Much of the discussion of the spillovers of U.S. monetary policy focuses on their effects on financial conditions in emerging market economies (EMEs). Some observers have attributed the movements in international capital flowing to EMEs since the Global Financial Crisis primarily to monetary stimulus by the Fed and other advanced-economy central banks. The data do not seem to me to fit this narrative particularly well…

Translation: The Fed is just one of many central banks these days. What we do affects our domestic economy a lot more than it affects foreign economies.

Powell: Fed policy won’t change for emerging markets

Powell goes on to say the following:

Monetary stimulus by the Fed and other advanced-economy central banks played a relatively limited role in the surge of capital flows to EMEs in recent years. There is good reason to think that the normalization of monetary policies in advanced economies should continue to prove manageable for EMEs.

It also bears emphasizing that the EMEs themselves have made considerable progress in reducing vulnerabilities since the crisis-prone 1980s and 1990s. Many EMEs have substantially improved their fiscal and monetary policy frameworks while adopting more flexible exchange rates, a policy that recent research shows provides better insulation from external financial shocks.

That’s the intellectual case for staying the course and ignoring what happens in the emerging markets.

Expect turmoil

What Powell is saying is that the Fed can normalize and it won’t have an undue impact on the emerging markets. His view is that any turmoil we see now is not because of Fed policy, but commodity prices, growth differentials, and EM macro policies.

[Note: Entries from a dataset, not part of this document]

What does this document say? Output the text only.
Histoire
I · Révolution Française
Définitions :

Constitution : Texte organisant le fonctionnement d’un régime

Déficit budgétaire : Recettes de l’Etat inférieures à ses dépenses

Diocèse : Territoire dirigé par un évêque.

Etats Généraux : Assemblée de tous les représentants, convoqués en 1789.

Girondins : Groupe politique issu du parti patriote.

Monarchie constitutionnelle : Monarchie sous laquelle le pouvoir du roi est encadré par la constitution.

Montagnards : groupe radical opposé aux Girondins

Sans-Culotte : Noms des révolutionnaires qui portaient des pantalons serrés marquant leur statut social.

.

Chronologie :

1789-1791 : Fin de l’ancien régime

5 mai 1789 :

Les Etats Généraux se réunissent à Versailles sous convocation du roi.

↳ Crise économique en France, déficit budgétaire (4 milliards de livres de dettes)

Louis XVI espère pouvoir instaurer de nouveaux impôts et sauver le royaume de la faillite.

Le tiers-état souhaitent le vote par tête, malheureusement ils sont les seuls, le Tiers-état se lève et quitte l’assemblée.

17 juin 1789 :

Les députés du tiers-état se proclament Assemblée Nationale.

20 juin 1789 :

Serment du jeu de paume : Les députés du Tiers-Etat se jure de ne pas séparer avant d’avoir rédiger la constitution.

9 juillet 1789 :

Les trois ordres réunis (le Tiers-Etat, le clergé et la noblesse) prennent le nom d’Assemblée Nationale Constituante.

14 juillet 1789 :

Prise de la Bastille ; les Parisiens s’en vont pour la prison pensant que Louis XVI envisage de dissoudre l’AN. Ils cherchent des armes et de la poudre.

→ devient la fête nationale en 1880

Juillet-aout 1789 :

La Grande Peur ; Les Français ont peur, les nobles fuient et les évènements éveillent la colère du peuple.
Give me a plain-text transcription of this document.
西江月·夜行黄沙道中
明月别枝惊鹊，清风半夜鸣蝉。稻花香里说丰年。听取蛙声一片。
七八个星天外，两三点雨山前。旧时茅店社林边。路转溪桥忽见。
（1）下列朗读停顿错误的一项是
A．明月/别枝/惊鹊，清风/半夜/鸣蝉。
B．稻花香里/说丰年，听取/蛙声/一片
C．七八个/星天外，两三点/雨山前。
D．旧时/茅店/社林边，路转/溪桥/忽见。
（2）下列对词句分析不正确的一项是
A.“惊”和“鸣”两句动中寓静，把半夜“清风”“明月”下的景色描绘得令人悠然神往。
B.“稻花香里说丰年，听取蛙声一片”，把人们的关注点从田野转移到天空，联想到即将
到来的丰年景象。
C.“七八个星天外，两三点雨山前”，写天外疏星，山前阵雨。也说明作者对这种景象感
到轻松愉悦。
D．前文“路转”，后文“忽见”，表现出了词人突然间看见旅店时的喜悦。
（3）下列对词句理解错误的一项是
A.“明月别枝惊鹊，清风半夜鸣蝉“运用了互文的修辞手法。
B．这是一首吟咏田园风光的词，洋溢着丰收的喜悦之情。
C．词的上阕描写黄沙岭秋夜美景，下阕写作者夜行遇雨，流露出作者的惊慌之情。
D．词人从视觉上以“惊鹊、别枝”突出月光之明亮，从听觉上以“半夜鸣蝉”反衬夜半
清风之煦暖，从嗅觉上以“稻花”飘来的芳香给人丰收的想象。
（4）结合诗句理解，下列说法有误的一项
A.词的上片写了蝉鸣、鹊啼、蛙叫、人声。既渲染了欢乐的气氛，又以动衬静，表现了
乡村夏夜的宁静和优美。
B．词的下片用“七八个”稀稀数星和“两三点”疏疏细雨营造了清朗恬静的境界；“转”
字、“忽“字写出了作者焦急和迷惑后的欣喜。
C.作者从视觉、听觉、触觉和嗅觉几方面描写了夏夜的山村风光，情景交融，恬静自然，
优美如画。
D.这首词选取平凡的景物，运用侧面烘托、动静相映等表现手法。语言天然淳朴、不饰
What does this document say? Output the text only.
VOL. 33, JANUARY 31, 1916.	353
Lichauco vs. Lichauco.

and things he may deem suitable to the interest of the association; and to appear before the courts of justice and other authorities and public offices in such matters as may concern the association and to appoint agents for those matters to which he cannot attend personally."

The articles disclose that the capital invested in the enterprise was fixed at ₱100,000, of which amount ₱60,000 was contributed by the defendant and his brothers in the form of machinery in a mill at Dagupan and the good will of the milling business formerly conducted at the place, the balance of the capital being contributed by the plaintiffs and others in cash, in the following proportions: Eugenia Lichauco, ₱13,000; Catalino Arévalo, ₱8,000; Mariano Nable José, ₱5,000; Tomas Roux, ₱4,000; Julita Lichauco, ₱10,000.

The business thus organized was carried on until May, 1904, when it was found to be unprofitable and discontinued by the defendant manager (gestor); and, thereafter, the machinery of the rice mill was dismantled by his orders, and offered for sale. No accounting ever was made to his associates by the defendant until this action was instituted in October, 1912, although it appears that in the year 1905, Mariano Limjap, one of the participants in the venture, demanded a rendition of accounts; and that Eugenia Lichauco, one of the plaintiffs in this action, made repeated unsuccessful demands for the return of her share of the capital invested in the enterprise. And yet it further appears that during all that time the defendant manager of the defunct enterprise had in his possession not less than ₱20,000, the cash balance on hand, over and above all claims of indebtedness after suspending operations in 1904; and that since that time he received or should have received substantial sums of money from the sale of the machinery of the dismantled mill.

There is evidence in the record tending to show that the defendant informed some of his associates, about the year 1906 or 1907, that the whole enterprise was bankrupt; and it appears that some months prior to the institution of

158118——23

The key takeaway here, then, is not about whether Powell is right. It’s that to the degree we are seeing turmoil in EM, it is going to continue until a drastic change happens. We can’t expect the Fed to ride to the rescue. It won’t.

What’s more, as I wrote in the last post, Atlanta Fed President Bostic’s assurance that the Fed won’t overtighten shouldn’t give any comfort to EM. Bostic is talking about safeguarding the US domestic economy and not about spillovers abroad.

Two more rate hikes in 2018 are a given. And that’s not good news for the emerging markets.

EM is vulnerable

Powell does say “I do not dismiss the prospective risks emanating from global policy normalization. Some investors and institutions may not be well positioned for a rise in interest rates, even one that markets broadly anticipate.”

But to deal with that, Powell says:

We will communicate our policy strategy as clearly and transparently as possible to help align expectations and avoid market disruptions. And we will continue to help build resilience in the financial system and support global efforts to do the same.

He specifically does not say the Fed will change course.

Moreover, there are indications that Powell has overstated the reduction in vulnerabilities in emerging market economies.

My view: as the Fed raises rates, it will be surprised both by how fragile EMEs are and by the spillover impact Fed policy still has abroad.